Berkman sabía bien que, en el mejor de los casos, no iba a ser él quien recogiera los frutos de su obra. El plan incluía defender su hazaña ante el tribunal y ser enviado ad patres a la manera de los anarquistas de Chicago o los nihilistas de San Petersburgo. El mejor fertilizante para la semilla de la revolución siempre ha sido la sangre de los mártires.

Dejo a Berkman el relato de los hechos y los motivos por los que fracasó en su empresa, pero merecen ser contados algunos de los entresijos de la conspiración, que por razones obvias no podían divulgarse en 1912, y hubo que esperar a que Emma Goldman publicara sus memorias (Viviendo mi vida, 1931), donde deja claro que ella no sólo estaba al tanto de los planes de Berkman, sino que colaboró en todo momento, y si no fueron juntos a perpetrar la ejecución del atentado fue porque el primero insistió en ser la única víctima, además de Frick y, a ser posible, el insalubre estado de cosas que aquél representaba.

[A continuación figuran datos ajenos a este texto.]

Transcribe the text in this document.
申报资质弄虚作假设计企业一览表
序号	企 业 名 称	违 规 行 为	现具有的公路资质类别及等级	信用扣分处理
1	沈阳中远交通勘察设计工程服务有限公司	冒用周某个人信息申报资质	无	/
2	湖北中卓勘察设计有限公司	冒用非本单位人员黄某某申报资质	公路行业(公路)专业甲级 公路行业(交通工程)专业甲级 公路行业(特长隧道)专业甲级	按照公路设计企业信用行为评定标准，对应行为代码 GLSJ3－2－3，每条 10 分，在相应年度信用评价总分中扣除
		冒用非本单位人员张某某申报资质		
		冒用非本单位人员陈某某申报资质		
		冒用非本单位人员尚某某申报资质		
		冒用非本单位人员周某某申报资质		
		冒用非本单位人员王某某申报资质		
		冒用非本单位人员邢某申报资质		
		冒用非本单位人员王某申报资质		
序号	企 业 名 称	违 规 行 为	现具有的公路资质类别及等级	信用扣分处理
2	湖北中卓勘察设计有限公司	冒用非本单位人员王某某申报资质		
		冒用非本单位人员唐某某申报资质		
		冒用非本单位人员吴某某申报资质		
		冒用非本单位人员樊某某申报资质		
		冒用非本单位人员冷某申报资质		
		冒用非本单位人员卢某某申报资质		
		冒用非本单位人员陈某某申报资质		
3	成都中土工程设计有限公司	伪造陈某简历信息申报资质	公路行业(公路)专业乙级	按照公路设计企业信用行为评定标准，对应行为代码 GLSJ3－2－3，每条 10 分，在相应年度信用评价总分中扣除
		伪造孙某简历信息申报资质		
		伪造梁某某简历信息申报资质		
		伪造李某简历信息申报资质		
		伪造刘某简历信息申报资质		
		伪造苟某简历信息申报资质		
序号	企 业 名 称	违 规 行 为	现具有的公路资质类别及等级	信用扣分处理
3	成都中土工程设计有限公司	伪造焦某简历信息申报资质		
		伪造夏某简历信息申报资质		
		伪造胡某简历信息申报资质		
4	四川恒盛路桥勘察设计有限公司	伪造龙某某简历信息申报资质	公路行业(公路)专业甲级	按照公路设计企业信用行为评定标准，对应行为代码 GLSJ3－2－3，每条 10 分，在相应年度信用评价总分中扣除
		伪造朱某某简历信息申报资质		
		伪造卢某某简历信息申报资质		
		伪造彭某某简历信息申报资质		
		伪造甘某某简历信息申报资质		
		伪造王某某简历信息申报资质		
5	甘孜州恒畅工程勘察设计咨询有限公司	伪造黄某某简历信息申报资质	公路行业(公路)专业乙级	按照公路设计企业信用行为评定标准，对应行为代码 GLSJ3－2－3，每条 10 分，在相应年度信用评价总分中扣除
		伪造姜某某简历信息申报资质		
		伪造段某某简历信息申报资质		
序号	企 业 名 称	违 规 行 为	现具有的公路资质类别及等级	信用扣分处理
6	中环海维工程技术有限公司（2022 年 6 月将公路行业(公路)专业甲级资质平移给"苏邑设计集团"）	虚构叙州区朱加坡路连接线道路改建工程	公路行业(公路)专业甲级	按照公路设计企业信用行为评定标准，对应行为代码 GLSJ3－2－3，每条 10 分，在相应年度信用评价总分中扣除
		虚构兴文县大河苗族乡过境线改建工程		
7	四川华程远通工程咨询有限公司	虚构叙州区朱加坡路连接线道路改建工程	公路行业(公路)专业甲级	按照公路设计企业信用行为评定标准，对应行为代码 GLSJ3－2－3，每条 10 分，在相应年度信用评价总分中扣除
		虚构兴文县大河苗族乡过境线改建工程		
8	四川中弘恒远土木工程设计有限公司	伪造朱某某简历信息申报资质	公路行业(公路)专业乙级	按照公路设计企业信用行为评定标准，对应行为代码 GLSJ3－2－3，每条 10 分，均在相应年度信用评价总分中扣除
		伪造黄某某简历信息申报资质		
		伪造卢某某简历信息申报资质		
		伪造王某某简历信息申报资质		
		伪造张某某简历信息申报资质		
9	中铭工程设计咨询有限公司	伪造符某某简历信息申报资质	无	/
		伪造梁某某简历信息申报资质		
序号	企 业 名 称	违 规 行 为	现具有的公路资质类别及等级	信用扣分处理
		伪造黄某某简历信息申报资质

El primer contacto de Berkman con la propaganda ocurrió a los once años, cuando el artefacto explosivo que canceló el zarismo por unas horas tras desmembrar literalmente a Alejandro II, rompió también los cristales de la escuela de San Petersburgo donde el futuro revolucionario se hallaba en aquel mismo momento. Quizás fuera ésta la inspiración para que la subversiva pareja decidiera primero pergeñar dos bombas (una para el ensayo general, la otra para el acto de propaganda), siguiendo las instrucciones del folleto de Johann Most, The Science of Revolutionary Warfare, un recetario completo de métodos expeditivos para la liquidación social repleto de consejos para revolucionarios (manejo y manufactura de todo tipo de explosivos, materiales incendiarios, venenos y vete tú a saber qué) y amenazas a los capitalistas. Por alguna razón, el prototipo no funcionó y Berkman viajó a Pittsburgh sin más equipaje que un cú­mulo de buenas intenciones, a la espera de financiación para el proyecto magnicida. Tras varios fracasos en esta dirección (los socios capitalistas revolucionarios debían escasear, en aquella época), Emma decidió —tal como cuenta ella misma— hacer la calle por la causa, pero tampoco triunfó ahí, y los pocos dólares que pudo enviar a su camarada sólo compraron un revólver defectuoso cuyo percutor marró la segunda bala, salvando —posiblemente— la vida de Frick. Cabe pensar que si Goldman hubiera tenido más aptitudes para el oficio más antiguo del mundo, Frick no lo habría contado, pero Berkman tampoco, y esto habría sido una lástima.

La condena de Berkman significó el principio de la carrera política de Goldman, que viajó por todo el mapa de Estados Unidos defendiendo el acto revolucionario de su cómplice a la vez que protestaba por tan desmesurada condena (una semana después, Frick volvía a estar en su oficina para seguir explotando obreros), que habría sido de pocos años de no haber estado aquella bala imbuída de las doctrinas de Bakunin. Una de sus primeras actuaciones fue asistir, armada con un látigo, a una conferencia de Most —con quien había tenido algún tipo de relación sentimental en el pasado—, para recriminarle que tras haber estado predicando la bondad de la dinamita durante más de una década como único remedio para la salud de los obreros, se calmara justo a tiempo para desaprobar el acto de Berkman (en lo cual muchos historiadores han querido ver un signo de resentimiento o celos). Llegada la ocasión, Emma se levantó interpelando a Most sobre su extraña postura, y al no recibir una respuesta satisfactoria, disciplinó a su antiguo mentor con dos adustos correazos que provocaron la expulsión inmediata de la espontánea, tanto de la sala como del círculo de amigos de Most.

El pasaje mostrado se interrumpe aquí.